There is a vast chasm between happiness and joy; satisfaction and contentment. The latter, more fleeting than the former. The acquisition of new things, for instance, may make you happy and satisfied, but for how long? Feeding your spirit and soul, on the other hand, will provide a more lasting effect which will show up from the inside, out. Inner beauty reflected. Cliché and idealistic? Perhaps; but also true.

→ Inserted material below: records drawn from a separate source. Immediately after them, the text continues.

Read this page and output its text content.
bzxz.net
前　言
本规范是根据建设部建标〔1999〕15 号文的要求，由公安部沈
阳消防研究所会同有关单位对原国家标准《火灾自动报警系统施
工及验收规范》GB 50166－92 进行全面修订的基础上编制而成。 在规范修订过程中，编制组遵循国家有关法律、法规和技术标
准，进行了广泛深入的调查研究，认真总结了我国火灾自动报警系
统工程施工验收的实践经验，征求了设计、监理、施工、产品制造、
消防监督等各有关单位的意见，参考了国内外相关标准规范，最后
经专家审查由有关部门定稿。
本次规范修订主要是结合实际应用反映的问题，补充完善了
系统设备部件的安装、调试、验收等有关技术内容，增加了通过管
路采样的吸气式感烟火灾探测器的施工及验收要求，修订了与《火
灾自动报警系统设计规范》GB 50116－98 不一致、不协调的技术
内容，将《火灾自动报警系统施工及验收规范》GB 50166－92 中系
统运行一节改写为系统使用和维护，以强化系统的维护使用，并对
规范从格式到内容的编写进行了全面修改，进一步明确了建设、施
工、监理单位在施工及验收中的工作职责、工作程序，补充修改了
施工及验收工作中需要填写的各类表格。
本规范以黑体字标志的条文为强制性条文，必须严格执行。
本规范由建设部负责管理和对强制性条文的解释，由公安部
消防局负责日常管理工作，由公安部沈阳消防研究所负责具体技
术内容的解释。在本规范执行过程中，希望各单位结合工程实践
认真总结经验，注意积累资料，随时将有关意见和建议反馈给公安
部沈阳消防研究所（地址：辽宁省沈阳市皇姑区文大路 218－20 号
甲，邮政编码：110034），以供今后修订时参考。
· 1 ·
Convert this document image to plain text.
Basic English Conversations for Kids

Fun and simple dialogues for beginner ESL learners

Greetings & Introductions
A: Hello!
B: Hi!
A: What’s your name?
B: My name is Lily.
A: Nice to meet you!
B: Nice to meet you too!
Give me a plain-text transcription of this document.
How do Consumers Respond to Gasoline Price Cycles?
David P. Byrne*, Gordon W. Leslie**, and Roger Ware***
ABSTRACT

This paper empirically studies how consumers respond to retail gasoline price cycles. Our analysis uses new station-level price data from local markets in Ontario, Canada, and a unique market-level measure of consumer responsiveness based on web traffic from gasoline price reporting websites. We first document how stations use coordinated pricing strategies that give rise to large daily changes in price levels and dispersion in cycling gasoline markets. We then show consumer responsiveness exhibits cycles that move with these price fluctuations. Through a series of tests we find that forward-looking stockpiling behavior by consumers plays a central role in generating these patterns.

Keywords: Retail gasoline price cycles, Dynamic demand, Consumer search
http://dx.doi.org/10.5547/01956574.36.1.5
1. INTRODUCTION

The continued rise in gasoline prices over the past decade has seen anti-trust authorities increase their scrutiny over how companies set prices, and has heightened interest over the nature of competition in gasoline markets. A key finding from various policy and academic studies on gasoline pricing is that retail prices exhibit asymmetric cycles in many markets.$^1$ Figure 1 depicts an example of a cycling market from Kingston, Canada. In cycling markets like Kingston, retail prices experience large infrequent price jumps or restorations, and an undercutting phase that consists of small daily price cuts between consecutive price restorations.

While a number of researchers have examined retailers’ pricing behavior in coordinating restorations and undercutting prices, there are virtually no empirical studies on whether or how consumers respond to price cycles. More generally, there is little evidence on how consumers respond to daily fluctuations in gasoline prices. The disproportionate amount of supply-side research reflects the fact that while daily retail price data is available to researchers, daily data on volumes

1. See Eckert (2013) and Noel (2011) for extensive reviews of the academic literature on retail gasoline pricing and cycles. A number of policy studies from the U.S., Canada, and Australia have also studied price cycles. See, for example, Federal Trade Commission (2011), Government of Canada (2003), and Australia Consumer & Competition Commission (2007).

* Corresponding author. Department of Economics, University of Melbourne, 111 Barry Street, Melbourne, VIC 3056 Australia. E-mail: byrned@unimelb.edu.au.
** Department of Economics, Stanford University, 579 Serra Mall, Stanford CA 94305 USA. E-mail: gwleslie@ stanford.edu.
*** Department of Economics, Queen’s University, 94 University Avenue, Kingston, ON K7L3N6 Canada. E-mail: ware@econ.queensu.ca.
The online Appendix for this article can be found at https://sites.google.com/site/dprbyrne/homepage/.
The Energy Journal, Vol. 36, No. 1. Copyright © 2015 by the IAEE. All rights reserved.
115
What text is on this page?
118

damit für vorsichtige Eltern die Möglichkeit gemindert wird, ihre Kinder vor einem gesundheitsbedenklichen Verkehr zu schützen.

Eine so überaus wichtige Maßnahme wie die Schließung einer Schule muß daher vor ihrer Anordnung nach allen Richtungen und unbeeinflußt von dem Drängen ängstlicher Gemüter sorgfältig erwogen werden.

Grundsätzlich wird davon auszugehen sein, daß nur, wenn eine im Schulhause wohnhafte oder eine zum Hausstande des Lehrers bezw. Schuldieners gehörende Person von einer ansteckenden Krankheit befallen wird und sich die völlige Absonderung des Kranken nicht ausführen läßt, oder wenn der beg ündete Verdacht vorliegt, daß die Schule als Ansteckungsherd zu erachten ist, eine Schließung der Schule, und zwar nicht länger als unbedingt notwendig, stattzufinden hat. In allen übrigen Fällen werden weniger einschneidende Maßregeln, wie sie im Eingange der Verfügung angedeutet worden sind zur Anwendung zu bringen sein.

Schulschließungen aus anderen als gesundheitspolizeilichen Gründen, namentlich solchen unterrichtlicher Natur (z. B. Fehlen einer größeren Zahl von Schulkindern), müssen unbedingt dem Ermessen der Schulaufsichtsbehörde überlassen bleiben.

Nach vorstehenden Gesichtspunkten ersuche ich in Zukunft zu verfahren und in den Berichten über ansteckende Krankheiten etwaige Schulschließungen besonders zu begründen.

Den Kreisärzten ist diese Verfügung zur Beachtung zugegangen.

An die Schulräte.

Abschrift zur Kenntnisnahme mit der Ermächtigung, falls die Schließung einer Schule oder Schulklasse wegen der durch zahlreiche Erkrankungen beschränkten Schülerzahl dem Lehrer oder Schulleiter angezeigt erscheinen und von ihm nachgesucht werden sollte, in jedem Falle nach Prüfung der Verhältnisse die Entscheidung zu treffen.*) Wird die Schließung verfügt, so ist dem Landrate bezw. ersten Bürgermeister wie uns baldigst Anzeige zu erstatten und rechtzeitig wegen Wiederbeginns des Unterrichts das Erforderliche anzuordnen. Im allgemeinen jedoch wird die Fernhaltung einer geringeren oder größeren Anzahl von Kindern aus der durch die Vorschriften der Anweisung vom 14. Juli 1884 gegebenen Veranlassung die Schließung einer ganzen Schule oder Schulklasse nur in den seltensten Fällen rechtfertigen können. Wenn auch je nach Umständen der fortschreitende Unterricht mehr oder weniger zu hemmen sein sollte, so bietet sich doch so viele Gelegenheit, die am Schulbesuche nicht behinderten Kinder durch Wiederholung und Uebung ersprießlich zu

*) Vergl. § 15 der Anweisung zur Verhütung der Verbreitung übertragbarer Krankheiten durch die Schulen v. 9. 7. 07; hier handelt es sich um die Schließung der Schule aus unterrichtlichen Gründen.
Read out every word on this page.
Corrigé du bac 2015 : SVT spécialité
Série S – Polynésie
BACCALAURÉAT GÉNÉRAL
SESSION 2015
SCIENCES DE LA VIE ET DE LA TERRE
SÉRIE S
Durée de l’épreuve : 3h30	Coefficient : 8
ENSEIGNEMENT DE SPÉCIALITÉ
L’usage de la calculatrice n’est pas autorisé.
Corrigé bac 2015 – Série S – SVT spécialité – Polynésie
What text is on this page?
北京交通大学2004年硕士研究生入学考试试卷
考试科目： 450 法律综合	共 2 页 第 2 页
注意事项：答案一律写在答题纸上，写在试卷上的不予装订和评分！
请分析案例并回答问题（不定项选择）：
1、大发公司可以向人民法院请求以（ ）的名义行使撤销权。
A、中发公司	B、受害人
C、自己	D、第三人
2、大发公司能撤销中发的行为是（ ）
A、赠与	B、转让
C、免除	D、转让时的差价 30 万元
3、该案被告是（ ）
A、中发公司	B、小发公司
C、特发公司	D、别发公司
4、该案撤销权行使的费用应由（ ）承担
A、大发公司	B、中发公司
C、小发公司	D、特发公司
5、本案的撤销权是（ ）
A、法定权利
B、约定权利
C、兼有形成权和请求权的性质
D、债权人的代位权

Depression, fatigue, anxiety, anger, stress, envy, greed, materialism; the attachment to “stuff,” and mental turmoil are common afflictions in this modern age. Countless studies have already proven that these conditions often contribute to the destruction of healthy cells, diminish anti-aging properties, and cause hormonal imbalances. They also trigger a plethora of beauty-related problems: poor skin, hair loss, eating disorders and obesity, to name a few. No matter the external solution or wonder treatment, the problem is not truly addressed until the inner causes are dealt with.
Focus and balance need to be restored. YES, life is often dog-eat-dog. And many times, we may have to burn midnight oil to succeed. But there’s so much more to it than that.
“Take your hat off to someone” and let them know you appreciate them. Start with your family, perhaps. Hugs are always great, and the best thing about them is when you give them, you generally get one back.
Forget about the “grass being greener on the other side of the fence.” Feeding your soul and spirit, more often than not, makes the grass on your own side greener.
“Stop and smell the flowers.” Their beauty is sublime. Or stop to have a listen at a violin player in the subway. Allow the music to infuse and uplift your soul. And it won’t cost you $100, either.
The sands of time run swift for us all. And I will—at the risk of idiom-induced nausea—make my last two references: life’s too short for you to spend all your energies chasing after material, physical gain. After all, you can’t take it with you when you’re gone.